K. D. Bemis, A. Harry, L. S. Eberlin, C. Ferreira, S. M. van de Ven, P. Mallick, M. Stolowitz, O. Vitek. “Cardinal: an R package for statistical analysis of mass spectrometry-based imaging experiments”. Bioinformatics, 31:2418, 2015.
Cardinal is an R package for statistical analysis of mass spectrometry-based imaging (MSI) experiments of biological samples such as tissues. Cardinal supports both Matrix-Assisted Laser Desorption/Ionization (MALDI) and Desorption Electrospray Ionization-based MSI workflows, and experiments with multiple tissues and complex designs. The main analytical functionalities include (1) image segmentation, which partitions a tissue into regions of homogeneous chemical composition, selects the number of segments and the subset of informative ions, and characterizes the associated uncertainty and (2) image classification, which assigns locations on the tissue to pre-defined classes, selects the subset of informative ions, and estimates the resulting classification error by (cross-) validation. The statistical methods are based on mixture modeling and regularization.
Probabilistic Segmentation of Mass Spectrometry (MS) Images Helps Select Important Ions and Characterize Confidence in the Resulting Segments
Kyle D. Bemis, April Harry, Livia S. Eberlin, Christina R. Ferreira, Stephanie M. van de Ven, Parag Mallick, Mark Stolowitz and Olga Vitek
Mass spectrometry imaging is a powerful tool for investigating the spatial distribution of chemical compounds in a biological sample such as tissue. Two common goals of these experiments are unsupervised segmentation of images into newly discovered homogeneous segments and supervised classification of images into predefined classes. In both cases, the important secondary goals are to characterize the uncertainty associated with the segmentation and with the classification and to characterize the spectral features that define each segment or class. Recent analysis methods have focused on the spatial structure of the data to improve results. However, they either do not address these secondary goals or do this with separate post hoc procedures.

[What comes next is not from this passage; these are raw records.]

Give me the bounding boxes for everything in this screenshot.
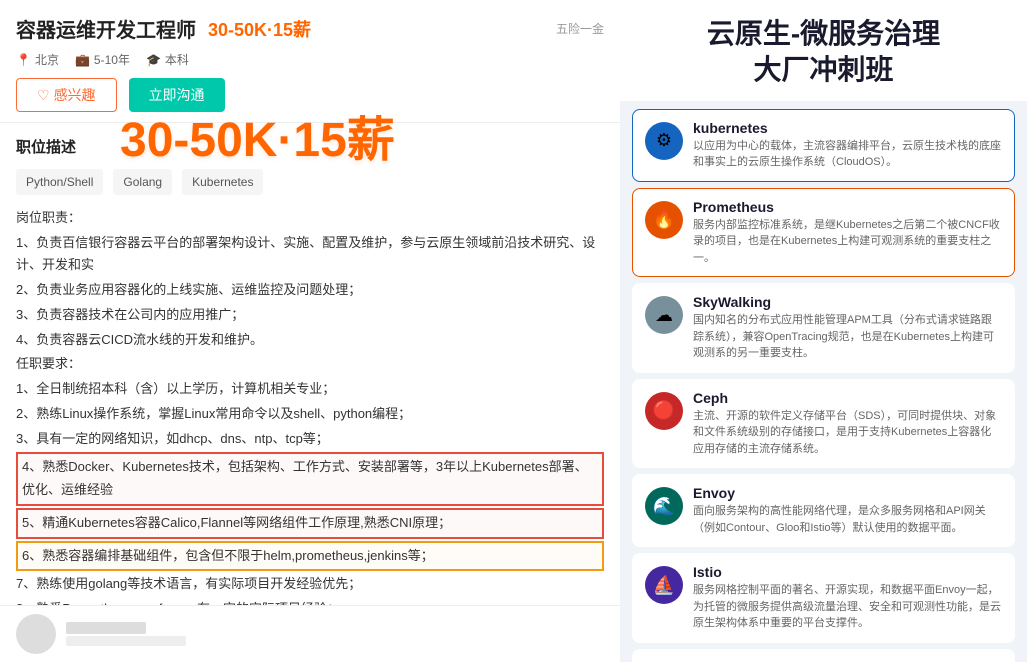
title-line2: 大厂冲刺班 bbox=[753, 54, 893, 85]
istio-desc: 服务网格控制平面的著名、开源实现，和数据平面Envoy一起，为托管的微服务提供高… bbox=[693, 582, 1002, 632]
req-6: 6、熟悉容器编排基础组件，包含但不限于helm,prometheus,jenki… bbox=[16, 541, 604, 572]
job-content: 岗位职责： 1、负责百信银行容器云平台的部署架构设计、实施、配置及维护，参与云原… bbox=[16, 207, 604, 654]
skywalking-desc: 国内知名的分布式应用性能管理APM工具（分布式请求链路跟踪系统），兼容OpenT… bbox=[693, 312, 1002, 362]
req-4: 4、熟悉Docker、Kubernetes技术，包括架构、工作方式、安装部署等，… bbox=[16, 452, 604, 506]
job-title: 容器运维开发工程师 bbox=[16, 14, 196, 43]
salary-tag: 30-50K·15薪 bbox=[208, 16, 311, 42]
istio-icon: ⛵ bbox=[645, 566, 683, 604]
istio-content: Istio 服务网格控制平面的著名、开源实现，和数据平面Envoy一起，为托管的… bbox=[693, 564, 1002, 632]
envoy-icon: 🌊 bbox=[645, 487, 683, 525]
experience-meta: 💼 5-10年 bbox=[75, 51, 130, 68]
ceph-title: Ceph bbox=[693, 390, 1002, 406]
role-2: 2、负责业务应用容器化的上线实施、运维监控及问题处理； bbox=[16, 279, 604, 302]
title-line1: 云原生-微服务治理 bbox=[707, 18, 940, 49]
job-body: 职位描述 Python/Shell Golang Kubernetes 岗位职责… bbox=[0, 123, 620, 655]
company-badge: 五险一金 bbox=[556, 20, 604, 37]
card-kubernetes[interactable]: ⚙ kubernetes 以应用为中心的载体，主流容器编排平台，云原生技术栈的底… bbox=[632, 109, 1015, 182]
kubernetes-desc: 以应用为中心的载体，主流容器编排平台，云原生技术栈的底座和事实上的云原生操作系统… bbox=[693, 138, 1002, 171]
req-3: 3、具有一定的网络知识，如dhcp、dns、ntp、tcp等； bbox=[16, 428, 604, 451]
location-value: 北京 bbox=[35, 51, 59, 68]
highlight-req-6: 6、熟悉容器编排基础组件，包含但不限于helm,prometheus,jenki… bbox=[16, 541, 604, 572]
highlight-req-5: 5、精通Kubernetes容器Calico,Flannel等网络组件工作原理,… bbox=[16, 508, 604, 539]
job-title-row: 容器运维开发工程师 30-50K·15薪 五险一金 bbox=[16, 14, 604, 43]
card-prometheus[interactable]: 🔥 Prometheus 服务内部监控标准系统，是继Kubernetes之后第二… bbox=[632, 188, 1015, 278]
profile-sub bbox=[66, 636, 186, 646]
ceph-desc: 主流、开源的软件定义存储平台（SDS），可同时提供块、对象和文件系统级别的存储接… bbox=[693, 408, 1002, 458]
right-header: 云原生-微服务治理 大厂冲刺班 bbox=[620, 0, 1027, 101]
ceph-icon: 🔴 bbox=[645, 392, 683, 430]
heart-icon: ♡ bbox=[37, 87, 50, 104]
contact-button[interactable]: 立即沟通 bbox=[129, 78, 225, 112]
req-label: 任职要求： bbox=[16, 353, 604, 376]
action-row: ♡ 感兴趣 立即沟通 bbox=[16, 78, 604, 112]
card-ceph[interactable]: 🔴 Ceph 主流、开源的软件定义存储平台（SDS），可同时提供块、对象和文件系… bbox=[632, 379, 1015, 469]
job-meta: 📍 北京 💼 5-10年 🎓 本科 bbox=[16, 51, 604, 68]
role-4: 4、负责容器云CICD流水线的开发和维护。 bbox=[16, 329, 604, 352]
avatar bbox=[16, 614, 56, 654]
card-skywalking[interactable]: ☁ SkyWalking 国内知名的分布式应用性能管理APM工具（分布式请求链路… bbox=[632, 283, 1015, 373]
prometheus-content: Prometheus 服务内部监控标准系统，是继Kubernetes之后第二个被… bbox=[693, 199, 1002, 267]
req-5: 5、精通Kubernetes容器Calico,Flannel等网络组件工作原理,… bbox=[16, 508, 604, 539]
location-icon: 📍 bbox=[16, 53, 31, 67]
briefcase-icon: 💼 bbox=[75, 53, 90, 67]
interest-label: 感兴趣 bbox=[54, 85, 96, 105]
interest-button[interactable]: ♡ 感兴趣 bbox=[16, 78, 117, 112]
envoy-content: Envoy 面向服务架构的高性能网络代理，是众多服务网格和API网关（例如Con… bbox=[693, 485, 1002, 536]
location-meta: 📍 北京 bbox=[16, 51, 59, 68]
profile-name bbox=[66, 622, 146, 634]
skywalking-icon: ☁ bbox=[645, 296, 683, 334]
tag-python: Python/Shell bbox=[16, 169, 103, 195]
contact-label: 立即沟通 bbox=[149, 87, 205, 103]
prometheus-title: Prometheus bbox=[693, 199, 1002, 215]
card-knative[interactable]: K Knative 云原生架构体系中Serverless平台的实现，帮助组织基于… bbox=[632, 649, 1015, 662]
req-7: 7、熟练使用golang等技术语言，有实际项目开发经验优先； bbox=[16, 573, 604, 596]
job-section-title: 职位描述 bbox=[16, 135, 604, 161]
right-header-title: 云原生-微服务治理 大厂冲刺班 bbox=[640, 16, 1007, 89]
cards-list: ⚙ kubernetes 以应用为中心的载体，主流容器编排平台，云原生技术栈的底… bbox=[620, 101, 1027, 662]
req-1: 1、全日制统招本科（含）以上学历，计算机相关专业； bbox=[16, 378, 604, 401]
graduate-icon: 🎓 bbox=[146, 53, 161, 67]
card-istio[interactable]: ⛵ Istio 服务网格控制平面的著名、开源实现，和数据平面Envoy一起，为托… bbox=[632, 553, 1015, 643]
envoy-desc: 面向服务架构的高性能网络代理，是众多服务网格和API网关（例如Contour、G… bbox=[693, 503, 1002, 536]
highlight-req-4: 4、熟悉Docker、Kubernetes技术，包括架构、工作方式、安装部署等，… bbox=[16, 452, 604, 506]
kubernetes-icon: ⚙ bbox=[645, 122, 683, 160]
req-2: 2、熟练Linux操作系统，掌握Linux常用命令以及shell、python编… bbox=[16, 403, 604, 426]
role-1: 1、负责百信银行容器云平台的部署架构设计、实施、配置及维护，参与云原生领域前沿技… bbox=[16, 232, 604, 278]
profile-row bbox=[0, 605, 620, 662]
card-envoy[interactable]: 🌊 Envoy 面向服务架构的高性能网络代理，是众多服务网格和API网关（例如C… bbox=[632, 474, 1015, 547]
tag-golang: Golang bbox=[113, 169, 172, 195]
education-value: 本科 bbox=[165, 51, 189, 68]
tags-row: Python/Shell Golang Kubernetes bbox=[16, 169, 604, 195]
prometheus-desc: 服务内部监控标准系统，是继Kubernetes之后第二个被CNCF收录的项目，也… bbox=[693, 217, 1002, 267]
right-panel: 云原生-微服务治理 大厂冲刺班 ⚙ kubernetes 以应用为中心的载体，主… bbox=[620, 0, 1027, 662]
prometheus-icon: 🔥 bbox=[645, 201, 683, 239]
role-label: 岗位职责： bbox=[16, 207, 604, 230]
skywalking-content: SkyWalking 国内知名的分布式应用性能管理APM工具（分布式请求链路跟踪… bbox=[693, 294, 1002, 362]
experience-value: 5-10年 bbox=[94, 51, 130, 68]
tag-kubernetes: Kubernetes bbox=[182, 169, 263, 195]
job-header: 容器运维开发工程师 30-50K·15薪 五险一金 📍 北京 💼 5-10年 🎓… bbox=[0, 0, 620, 123]
kubernetes-content: kubernetes 以应用为中心的载体，主流容器编排平台，云原生技术栈的底座和… bbox=[693, 120, 1002, 171]
skywalking-title: SkyWalking bbox=[693, 294, 1002, 310]
role-3: 3、负责容器技术在公司内的应用推广； bbox=[16, 304, 604, 327]
education-meta: 🎓 本科 bbox=[146, 51, 189, 68]
left-panel: 容器运维开发工程师 30-50K·15薪 五险一金 📍 北京 💼 5-10年 🎓… bbox=[0, 0, 620, 662]
ceph-content: Ceph 主流、开源的软件定义存储平台（SDS），可同时提供块、对象和文件系统级… bbox=[693, 390, 1002, 458]
profile-info bbox=[66, 622, 186, 646]
istio-title: Istio bbox=[693, 564, 1002, 580]
envoy-title: Envoy bbox=[693, 485, 1002, 501]
kubernetes-title: kubernetes bbox=[693, 120, 1002, 136]
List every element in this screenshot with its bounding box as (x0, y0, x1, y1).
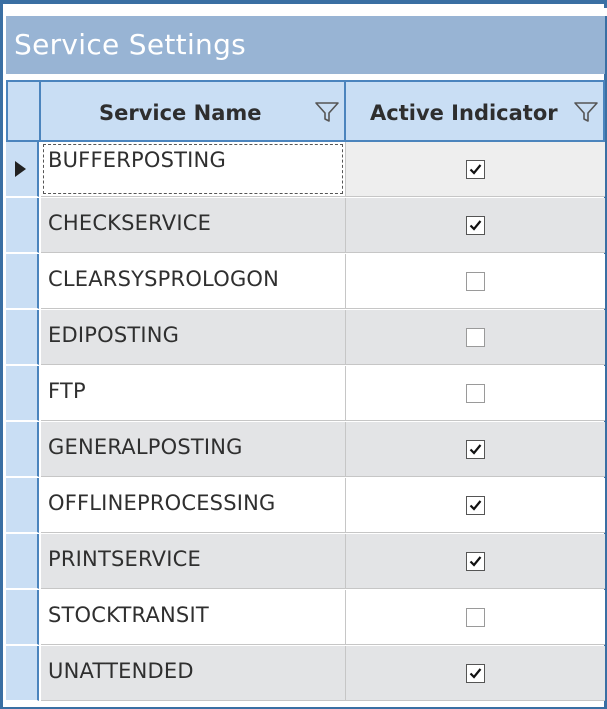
column-header-service-name[interactable]: Service Name (39, 80, 346, 142)
checkmark-icon (469, 500, 482, 511)
table-row[interactable]: BUFFERPOSTING (6, 142, 605, 198)
window-title: Service Settings (14, 28, 247, 61)
column-header-active-indicator[interactable]: Active Indicator (344, 80, 605, 142)
active-checkbox[interactable] (466, 664, 485, 683)
checkmark-icon (469, 164, 482, 175)
service-name-text: GENERALPOSTING (48, 435, 243, 459)
filter-funnel-icon[interactable] (573, 100, 599, 124)
row-header[interactable] (6, 534, 39, 589)
active-indicator-cell[interactable] (346, 366, 605, 421)
table-row[interactable]: CLEARSYSPROLOGON (6, 254, 605, 310)
window-top-strip (3, 8, 607, 16)
service-name-cell[interactable]: PRINTSERVICE (41, 534, 346, 589)
row-header[interactable] (6, 254, 39, 309)
service-name-cell[interactable]: GENERALPOSTING (41, 422, 346, 477)
active-indicator-cell[interactable] (346, 646, 605, 701)
service-name-text: CHECKSERVICE (48, 211, 212, 235)
service-name-cell[interactable]: FTP (41, 366, 346, 421)
row-header[interactable] (6, 366, 39, 421)
service-grid: Service Name Active Indicator BUFFERPOST… (6, 80, 605, 707)
service-name-cell[interactable]: CHECKSERVICE (41, 198, 346, 253)
table-row[interactable]: UNATTENDED (6, 646, 605, 702)
service-settings-window: Service Settings Service Name Active Ind… (0, 0, 607, 709)
service-name-cell[interactable]: BUFFERPOSTING (41, 142, 346, 197)
service-name-cell[interactable]: STOCKTRANSIT (41, 590, 346, 645)
service-name-text: FTP (48, 379, 86, 403)
row-header[interactable] (6, 422, 39, 477)
active-checkbox[interactable] (466, 328, 485, 347)
table-row[interactable]: PRINTSERVICE (6, 534, 605, 590)
active-checkbox[interactable] (466, 608, 485, 627)
table-row[interactable]: OFFLINEPROCESSING (6, 478, 605, 534)
active-checkbox[interactable] (466, 160, 485, 179)
table-row[interactable]: GENERALPOSTING (6, 422, 605, 478)
row-header[interactable] (6, 478, 39, 533)
row-header[interactable] (6, 590, 39, 645)
service-name-cell[interactable]: EDIPOSTING (41, 310, 346, 365)
service-name-text: EDIPOSTING (48, 323, 180, 347)
current-row-arrow-icon (15, 161, 26, 177)
table-row[interactable]: CHECKSERVICE (6, 198, 605, 254)
active-checkbox[interactable] (466, 440, 485, 459)
active-checkbox[interactable] (466, 384, 485, 403)
grid-corner-header (6, 80, 41, 142)
column-header-label: Active Indicator (370, 101, 558, 125)
row-header[interactable] (6, 198, 39, 253)
table-row[interactable]: STOCKTRANSIT (6, 590, 605, 646)
row-header[interactable] (6, 646, 39, 701)
active-checkbox[interactable] (466, 552, 485, 571)
service-name-cell[interactable]: OFFLINEPROCESSING (41, 478, 346, 533)
active-indicator-cell[interactable] (346, 254, 605, 309)
service-name-text: OFFLINEPROCESSING (48, 491, 276, 515)
active-indicator-cell[interactable] (346, 198, 605, 253)
row-header[interactable] (6, 310, 39, 365)
checkmark-icon (469, 220, 482, 231)
table-row[interactable]: FTP (6, 366, 605, 422)
filter-funnel-icon[interactable] (314, 100, 340, 124)
cell-focus-rectangle (43, 144, 343, 194)
checkmark-icon (469, 556, 482, 567)
checkmark-icon (469, 444, 482, 455)
active-indicator-cell[interactable] (346, 422, 605, 477)
service-name-cell[interactable]: UNATTENDED (41, 646, 346, 701)
active-indicator-cell[interactable] (346, 534, 605, 589)
table-row[interactable]: EDIPOSTING (6, 310, 605, 366)
service-name-cell[interactable]: CLEARSYSPROLOGON (41, 254, 346, 309)
row-header[interactable] (6, 142, 39, 197)
active-indicator-cell[interactable] (346, 590, 605, 645)
active-checkbox[interactable] (466, 272, 485, 291)
active-indicator-cell[interactable] (346, 310, 605, 365)
title-bar: Service Settings (6, 16, 605, 74)
service-name-text: CLEARSYSPROLOGON (48, 267, 280, 291)
active-checkbox[interactable] (466, 496, 485, 515)
active-indicator-cell[interactable] (346, 478, 605, 533)
service-name-text: UNATTENDED (48, 659, 194, 683)
active-indicator-cell[interactable] (346, 142, 605, 197)
active-checkbox[interactable] (466, 216, 485, 235)
service-name-text: PRINTSERVICE (48, 547, 201, 571)
checkmark-icon (469, 668, 482, 679)
service-name-text: STOCKTRANSIT (48, 603, 209, 627)
column-header-label: Service Name (99, 101, 262, 125)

We introduce spatial shrunken centroids, a statistical model-based framework for both supervised classification and unsupervised segmentation. It takes as input sets of previously detected, aligned, quantified, and normalized spectral features and expresses both spatial and multivariate nature of the data using probabilistic modeling. It selects informative subsets of spectral features that define each unsupervised segment or supervised class and quantifies and visualizes the uncertainty in spatial segmentations and in tissue classification. In the unsupervised setting, it also guides the choice of an appropriate number of segments. We demonstrate the usefulness of this framework in a supervised human renal cell carcinoma experimental dataset and several unsupervised experimental datasets, including a pig fetus cross-section, three rodent brains, and a controlled image with known ground truth. This framework is available for use within the open-source R package Cardinal as part of a full pipeline for the processing, visualization, and statistical analysis of mass spectrometry imaging experiments.